Acordei com uma ressaca de querer morrer, e essa não era a parte ruim do dia; eu me encontrava num sítio muito diferente do meu. Este continha as mesmas dimensões que o meu quarto, porém, contava com um ambiente mais agradável e harmônico; comparado ao meu, não era nada sombroso. Pelo contrário, as paredes, por exemplo, iam de tons pastéis irritantemente fofos, que variavam entre o rosa bebê ao lilás, enquanto acima da cabeceira, possuía um papel de parede com vários desenhos de rosas.

Eu conhecia muito bem cada cômodo daquele apartamento que estava, e também à quem pertencia, ou melhor dizer, morava.

— Você acordou. — Priya se surpreendeu ao me ver despertada, no instante em que colocou os pés em seu quarto.

Ela, a propósito, trajava uma longa camiseta com estampa de um panda. Achei a cara dela.

— O que aconteceu? — eu ousei perguntar, com medo de qual fosse sua resposta.

Será que eu fiz mais outra burrada?

Inclinei-me para frente, com bastante dificuldade, para poder me sentar. A dor de cabeça que eu sentia era insuportável, porém, não se comparava com o cansaço do meu corpo.

— Não imaginei que se esqueceria... — ela hesitou, abaixando os olhos, e me deixando ainda mais apavorada. — Foi tão insignificante assim para você, Olívia?

Entreabri a boca enquanto meus olhos se arregalavam, imaginando o pior com aquela sua questão. Oh, medusa, diga-me que isso não é verdade! Qualquer pessoa, menos a Priya! Ela era a minha amiga, caralho! Como eu posso ser tão...!

Engoli nervosamente em seco, tentando controlar o tremor das minhas mãos ao pressioná-las com força no lençol da cama. 
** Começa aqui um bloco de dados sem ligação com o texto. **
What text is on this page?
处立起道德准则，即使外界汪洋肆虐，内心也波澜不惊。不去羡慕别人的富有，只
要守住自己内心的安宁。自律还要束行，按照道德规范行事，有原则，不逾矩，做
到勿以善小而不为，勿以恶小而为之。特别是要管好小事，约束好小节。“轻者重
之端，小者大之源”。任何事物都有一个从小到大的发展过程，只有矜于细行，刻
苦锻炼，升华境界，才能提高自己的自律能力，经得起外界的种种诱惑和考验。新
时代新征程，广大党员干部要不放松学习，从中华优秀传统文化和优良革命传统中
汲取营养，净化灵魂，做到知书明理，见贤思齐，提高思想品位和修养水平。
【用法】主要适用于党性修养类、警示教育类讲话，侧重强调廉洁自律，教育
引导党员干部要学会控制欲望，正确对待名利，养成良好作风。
— Priya...? A gente...? Eu e v-você...? Diz para mim que eu não fiz uma coisa dessa!

A garota ergueu os olhos para mim com uma expressão de decepção, e mexeu a boca num jeito entristecido. Ela parecia que ia chorar, mas, aquela sua reação durou o tempo exato para que eu me sentisse mais péssima do que já estava fisicamente, até que, seus lábios se curvaram num sorriso traiçoeiro, e ela se desatou ao risos, inclinando a cabeça para trás para facilitar suas gargalhadas.

— Você acreditou! — ela festejou, ainda aos risos, e eu franzi o cenho sem entender nada.

— Como assim? É mentira?

A garota meneou a cabeça, limpando uma lágrima que escorria por conta da sua risada contagiosa. Peguei um travesseiro e atirei nela, que conseguiu, por pouco, desviar a tempo. Não consegui conter um sorriso. 

— Tem como me deixar mais péssima, sabia? Sua safada! 

Ela piscou para mim e fez um gesto com a cabeça para que eu a seguisse.

— Vamos para a cozinha. Você precisa curar essa ressaca.

Soltei um suspiro longo antes de afastar o cobertor de mim.

— Cadê minhas roupas?

— Você vomitou ela toda.

Rolei os olhos, ponderando no meu nível de bêbada. Só podia ser o mais alto e estúpido.

Desci da cama, tomando um susto com a camisola azul transparente muito... Sensual, que trajava. Eu odiava aquele tipo de vestimenta, mas, não ousei dizer isso para a garota.

— O que eu fiz ontem? — inquiri quando nós nos sentamos na mesa. — Espera. Vou buscar meu celular.

— Deixa que eu vou. Fica aí, tomando vitamina.

— De abacate? Eca! — neguei, fazendo uma careta.

Priya riu.

— Tem café, se preferir. — ela avisou, e me deixou sozinha por um instante para ir buscar meu aparelho. No tempo em que eu despejava o líquido fumegante e preto na xícara de café, e beliscava uns docinhos que havia sobre a mesa, Priya regressou com o meu celular. — Aconselho a não olhar sua caixa de mensagens, principalmente, a do Castiel.

Empalideci. 

Aquele comentário só me fez querer matar minha curiosidade em ver o que diabos eu tinha na minha caixa de texto. Desbloqueei a tela do celular, e encontrei várias mensagens nas notificações, logo, cliquei no aplicativo de mensagens, encontrando por lá, um monte de SMS, tanto recebidos, quanto enviados, de alguns dos meus contatos, e outros de desconhecidos. 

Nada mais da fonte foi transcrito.